Stock market news today: S&P 500, Nasdaq tumble as Google slides
10/26/2023 00:53
The Google parent's cloud business fell short in its earnings, spreading some gloom for megacaps already under pressure from rising yields.
Stocks slid on Wednesday as investors digested mixed earnings reports from Microsoft (MSFT) and Alphabet (GOOG, GOOGL) while Treasury yields pushed higher.
The Dow Jones Industrial Average (^DJI) fell roughly 0.1%, while the S&P 500 (^GSPC) fell almost 1.2% and the Nasdaq Composite (^IXIC) dropped more than 2%.
Alphabet shares slid more than 9% after the Google parent beat on earnings and revenue but fell short in its cloud business. By contrast, Microsoft stock popped 2% after its own double beat showed its bets on AI were paying off for its cloud segment.

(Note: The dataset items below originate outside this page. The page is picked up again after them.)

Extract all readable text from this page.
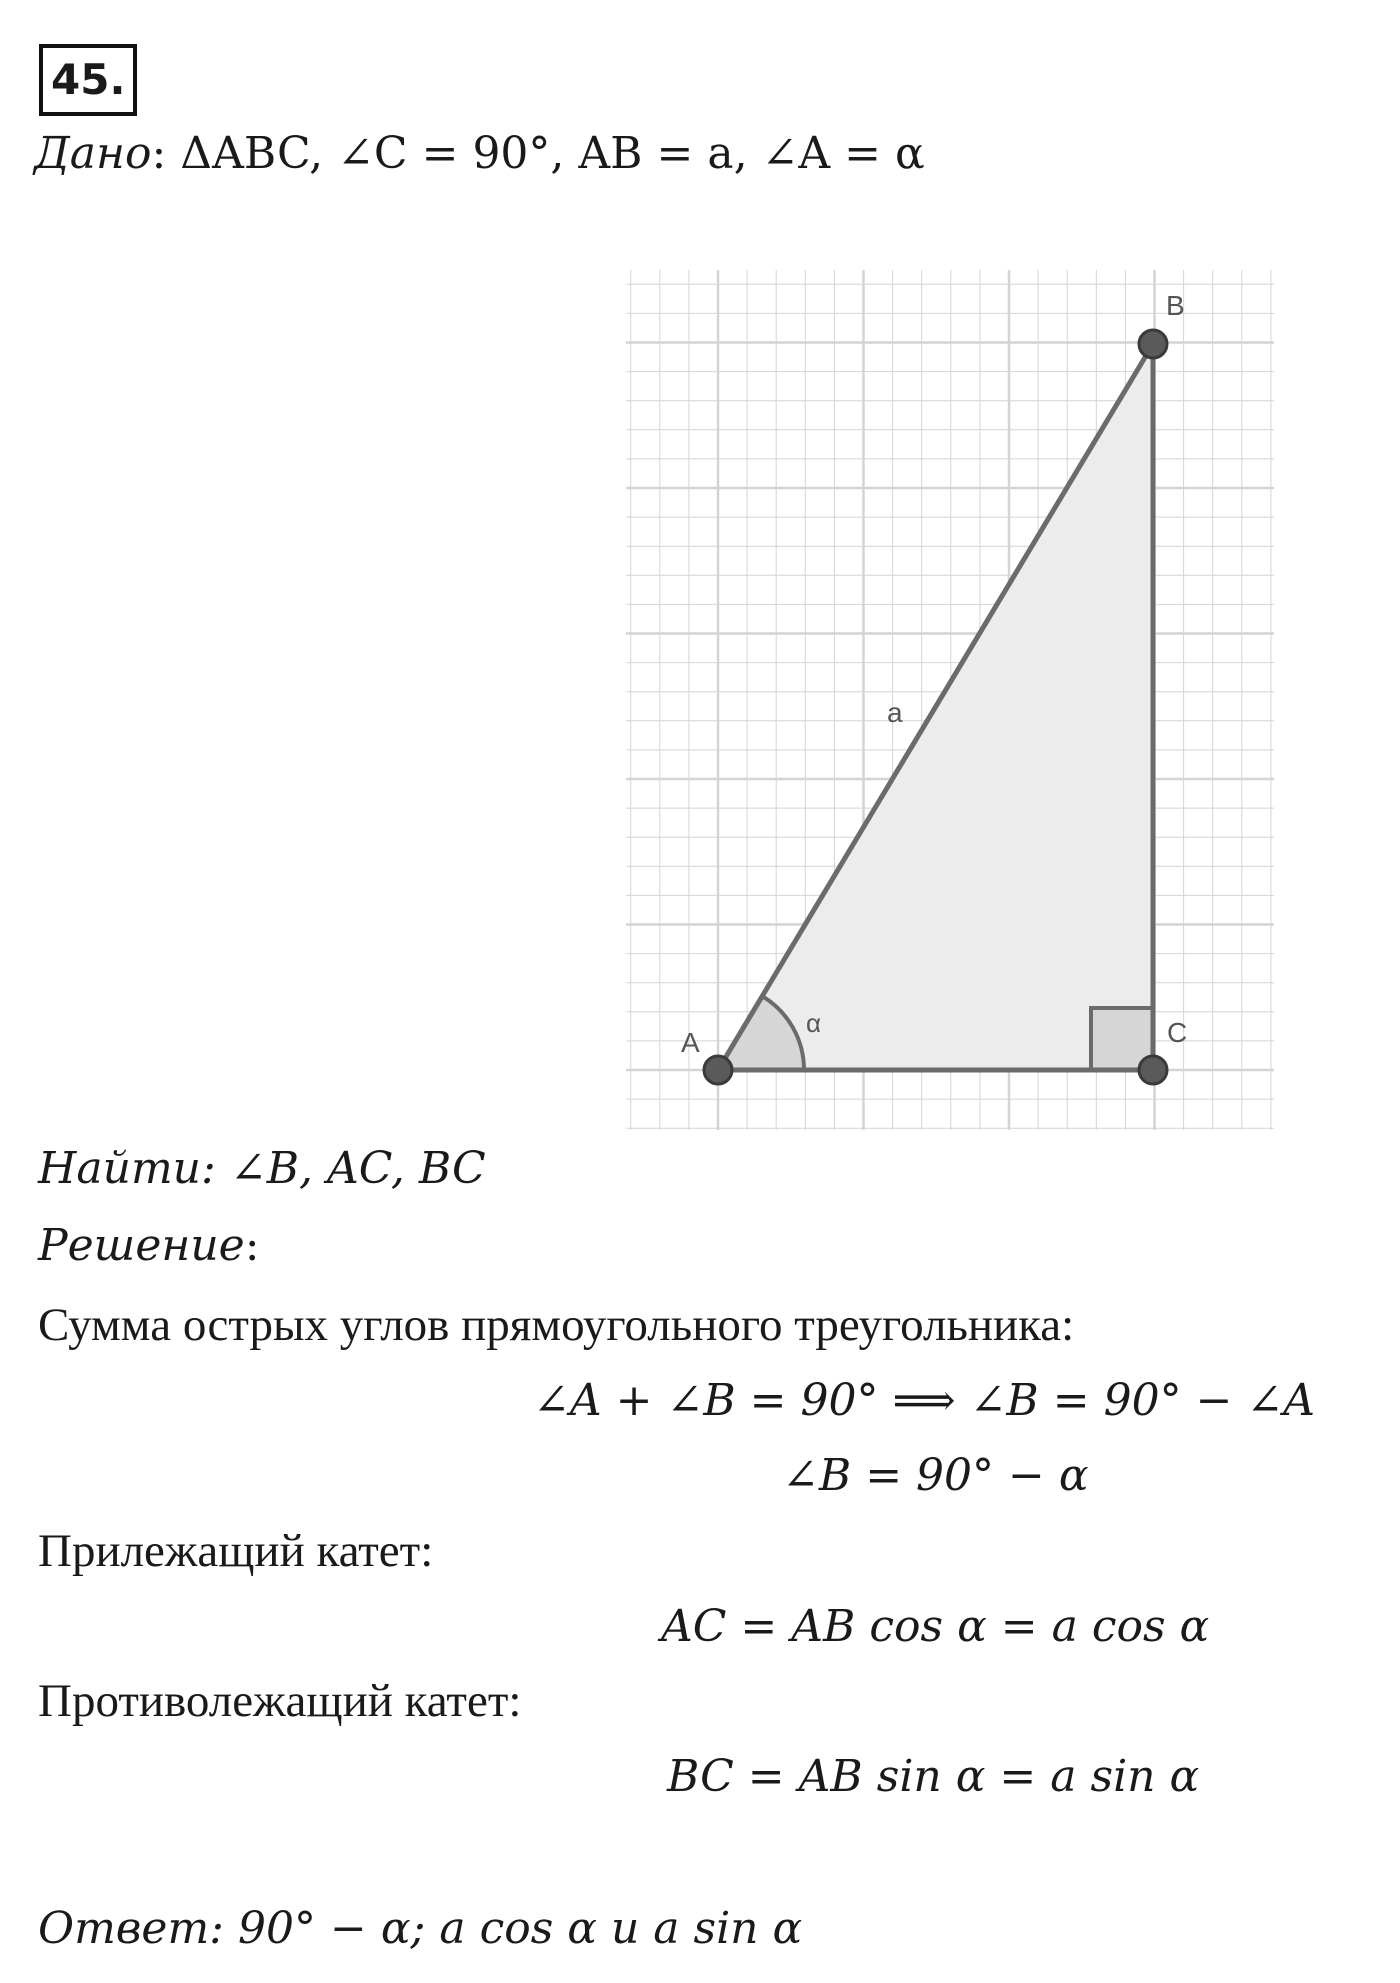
45.
Дано: ΔABC, ∠C = 90°, AB = a, ∠A = α
A
B
C
a
α
Найти: ∠B, AC, BC
Решение:
Сумма острых углов прямоугольного треугольника:
∠A + ∠B = 90° ⟹ ∠B = 90° − ∠A
∠B = 90° − α
Прилежащий катет:
AC = AB cos α = a cos α
Противолежащий катет:
BC = AB sin α = a sin α
Ответ: 90° − α; a cos α и a sin α
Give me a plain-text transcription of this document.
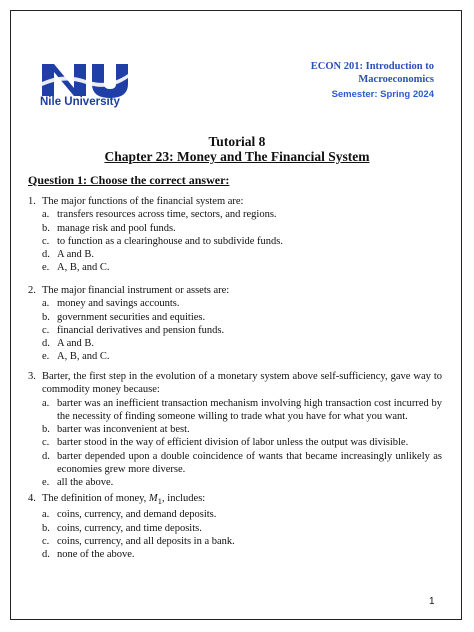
Nile University
ECON 201: Introduction to
Macroeconomics
Semester: Spring 2024
Tutorial 8
Chapter 23: Money and The Financial System
Question 1: Choose the correct answer:
1. The major functions of the financial system are:
a. transfers resources across time, sectors, and regions.
b. manage risk and pool funds.
c. to function as a clearinghouse and to subdivide funds.
d. A and B.
e. A, B, and C.
2. The major financial instrument or assets are:
a. money and savings accounts.
b. government securities and equities.
c. financial derivatives and pension funds.
d. A and B.
e. A, B, and C.
3. Barter, the first step in the evolution of a monetary system above self-sufficiency, gave way to commodity money because:
a. barter was an inefficient transaction mechanism involving high transaction cost incurred by the necessity of finding someone willing to trade what you have for what you want.
b. barter was inconvenient at best.
c. barter stood in the way of efficient division of labor unless the output was divisible.
d. barter depended upon a double coincidence of wants that became increasingly unlikely as economies grew more diverse.
e. all the above.
4. The definition of money, $M_1$, includes:
a. coins, currency, and demand deposits.
b. coins, currency, and time deposits.
c. coins, currency, and all deposits in a bank.
d. none of the above.
1
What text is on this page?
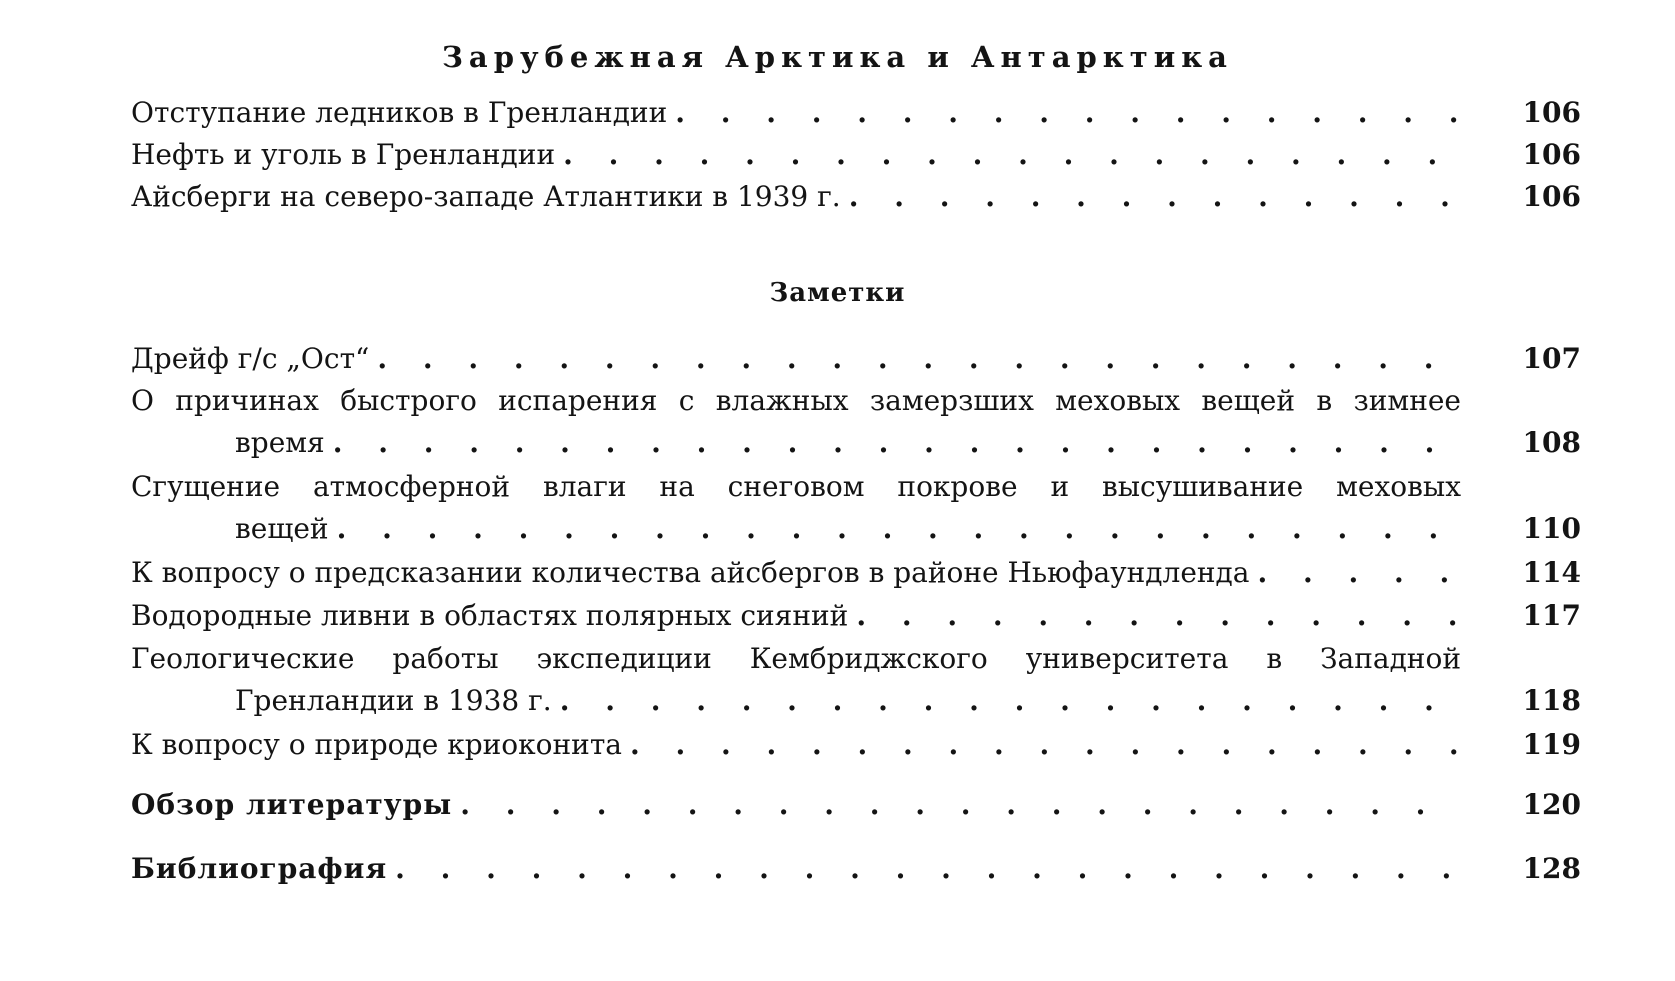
Зарубежная Арктика и Антарктика
Отступание ледников в Гренландии . . .	106
Нефть и уголь в Гренландии . . .	106
Айсберги на северо-западе Атлантики в 1939 г. . . .	106
Заметки
Дрейф г/с „Ост“ . . .	107
О причинах быстрого испарения с влажных замерзших меховых вещей в зимнее
время . . .	108
Сгущение атмосферной влаги на снеговом покрове и высушивание меховых
вещей . . .	110
К вопросу о предсказании количества айсбергов в районе Ньюфаундленда . . .	114
Водородные ливни в областях полярных сияний . . .	117
Геологические работы экспедиции Кембриджского университета в Западной
Гренландии в 1938 г. . . .	118
К вопросу о природе криоконита . . .	119
Обзор литературы . . .	120
Библиография . . .	128
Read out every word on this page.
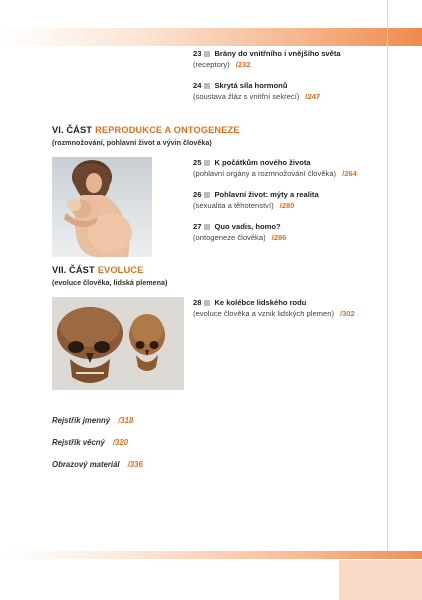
23 Brány do vnitřního i vnějšího světa
(receptory) /232
24 Skrytá síla hormonů
(soustava žláz s vnitřní sekrecí) /247
VI. ČÁST REPRODUKCE A ONTOGENEZE
(rozmnožování, pohlavní život a vývin člověka)
25 K počátkům nového života
(pohlavní orgány a rozmnožování člověka) /264
26 Pohlavní život: mýty a realita
(sexualita a těhotenství) /280
27 Quo vadis, homo?
(ontogeneze člověka) /286
VII. ČÁST EVOLUCE
(evoluce člověka, lidská plemena)
28 Ke kolébce lidského rodu
(evoluce člověka a vznik lidských plemen) /302
Rejstřík jmenný /318
Rejstřík věcný /320
Obrazový materiál /336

Other megacaps lost ground as the mixed picture sapped some faith in Big Techs, which have powered gains in stocks this year. Amazon stock (AMZN) and Facebook parent Meta (META) — which reports results after the close Wednesday — were down about 3%.
Tech stocks have borne the brunt of pressure from surging Treasury yields, which rose again early Wednesday after stabilizing somewhat. The 10-year yield (^TNX) climbed above 4.9%, while the 30-year yield (^TYX) advanced above the 5% level.
Shares in Deutsche Bank jumped nearly 7% after the German lender's profit beat estimates.
JAuto stocks pop on report UAW nearing a deal with Ford
The United Auto Workers are "edging closer" to a deal with Ford, according to the Associated Press.
The deal would end a 6-week long strike and includes a 25% general wage increase over the course of the new contract, per AP. The Big Three automakers had previously offered 23%.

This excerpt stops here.